T-100 Aircraft Trainer for T-X Program

WING AND A PRAYER: COMPANY MAY BUILD $250M JET FACTORY IN TUSKEGEE

By Brad Harper, Montgomery Advertiser (USA Today network) 

30 March 2017 -- An Italian company plans to build a $250 million jet factory at the field where the Tuskegee Airmen once flew, creating at least 750 jobs in an area that needs them. But the factory will only happen if the company, Leonardo DRS, wins an Air Force contract to build the T-100 training jets. 

More on this T-100 Announcement

There are at least three other major aerospace companies in contention for the contract – Boeing, Lockheed and Sierra Nevada. 

Leonardo may have an advantage because of a state and local incentives package worth about $100 million over 30 years. "To win this kind of program you have to have the lowest cost, and you're helping us do that," Leonardo DRS CEO Bill Lynn told a gathering of state and local leaders Thursday at Moton Field, where the factory would be built. 

Lynn said the incentives package was one of several factors in the site selection process. "There were other sites we looked at. It was a competition," he said. "We felt that the package they put together here was very attractive. The work force here in Tuskegee and Auburn is very attractive. And then, we needed an airfield." 
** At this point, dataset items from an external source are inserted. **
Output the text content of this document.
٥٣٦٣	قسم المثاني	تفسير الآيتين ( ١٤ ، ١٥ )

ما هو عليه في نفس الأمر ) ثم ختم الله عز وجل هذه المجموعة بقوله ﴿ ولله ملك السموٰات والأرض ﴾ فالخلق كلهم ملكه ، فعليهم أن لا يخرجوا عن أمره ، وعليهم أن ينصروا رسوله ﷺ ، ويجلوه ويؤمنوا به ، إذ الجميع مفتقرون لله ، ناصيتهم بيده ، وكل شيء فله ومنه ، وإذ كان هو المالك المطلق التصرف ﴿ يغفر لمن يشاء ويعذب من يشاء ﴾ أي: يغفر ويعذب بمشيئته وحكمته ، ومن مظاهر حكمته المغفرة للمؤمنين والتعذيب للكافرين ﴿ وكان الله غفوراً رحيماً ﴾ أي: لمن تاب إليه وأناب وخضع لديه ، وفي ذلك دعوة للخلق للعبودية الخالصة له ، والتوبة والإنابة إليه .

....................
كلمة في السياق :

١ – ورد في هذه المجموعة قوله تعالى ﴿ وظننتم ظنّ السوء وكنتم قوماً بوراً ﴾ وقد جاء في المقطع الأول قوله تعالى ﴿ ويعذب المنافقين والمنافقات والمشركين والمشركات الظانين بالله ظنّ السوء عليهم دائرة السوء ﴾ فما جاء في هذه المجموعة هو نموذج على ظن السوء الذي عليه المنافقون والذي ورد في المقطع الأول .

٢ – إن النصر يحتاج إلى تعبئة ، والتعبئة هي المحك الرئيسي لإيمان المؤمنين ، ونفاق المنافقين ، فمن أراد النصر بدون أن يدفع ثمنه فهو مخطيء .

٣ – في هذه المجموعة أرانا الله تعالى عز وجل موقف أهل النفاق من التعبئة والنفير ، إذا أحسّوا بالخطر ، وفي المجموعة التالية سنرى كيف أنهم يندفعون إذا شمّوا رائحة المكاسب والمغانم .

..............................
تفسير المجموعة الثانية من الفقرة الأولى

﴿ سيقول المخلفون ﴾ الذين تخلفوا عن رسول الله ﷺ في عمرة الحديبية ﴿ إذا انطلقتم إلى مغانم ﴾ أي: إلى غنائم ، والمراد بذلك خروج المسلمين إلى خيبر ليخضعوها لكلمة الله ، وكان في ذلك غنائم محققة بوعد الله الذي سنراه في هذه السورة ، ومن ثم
The one they got isn't just any airfield. It was the home of the Tuskegee Airmen, something that Gov. Robert Bentley referenced when talking about the project. Bentley said the airmen were told they couldn't do it but became the best. 

Bentley said he has "full faith" that the Air Force will pick Leonardo. "We're not where we want to be yet, but we're close," he said. 

Jobs at the plant would average $24 an hour and dozens of engineers and "highly skilled workers" will be needed, the company said. Elected officials pledged to provide them through local training and the statewide AIDT program. 

Joe Turnham of the Macon County Economic Development Authority said area universities and the K-12 system will be involved in that, exposing kids as early as middle school to "the skills that they will need." "Part of our investment is getting our workforce ready," he said. 

The company expects the winner of the contract to be announced by the end of the year. If it wins, Leonardo DRS would start a two- to four-year process of construction and ramping up production. Some major components would be built in Arizona and Florida, but the project would likely attract other aerospace suppliers to Alabama. 

The unemployment rate in Macon County last month was 7.5 percent. That's more than a percent higher than the state average, and the highest in the eight-county region. 

The county lost more than 1,000 jobs after VictoryLand casino in Shorter was raided and electronic gambling was shut down there. The town of Shorter has made up some of the ground by turning to automotive jobs. It's now the home of Hanon Systems, a Hyundai and Kia supplier that employs more than than the town's total population. 

Shorter was also the site of a splashy announcement of a plant that never materialized. Would-be auto supplier Taesung Alabama announced plans for a $6.6 million plant in 2013. But the company failed to land the supplier contracts it expected and within a year it had abandoned the building, which was in mid-construction. 

Bailey Harris Construction decided to finish the work anyway and used the completed building to try to attract a different company.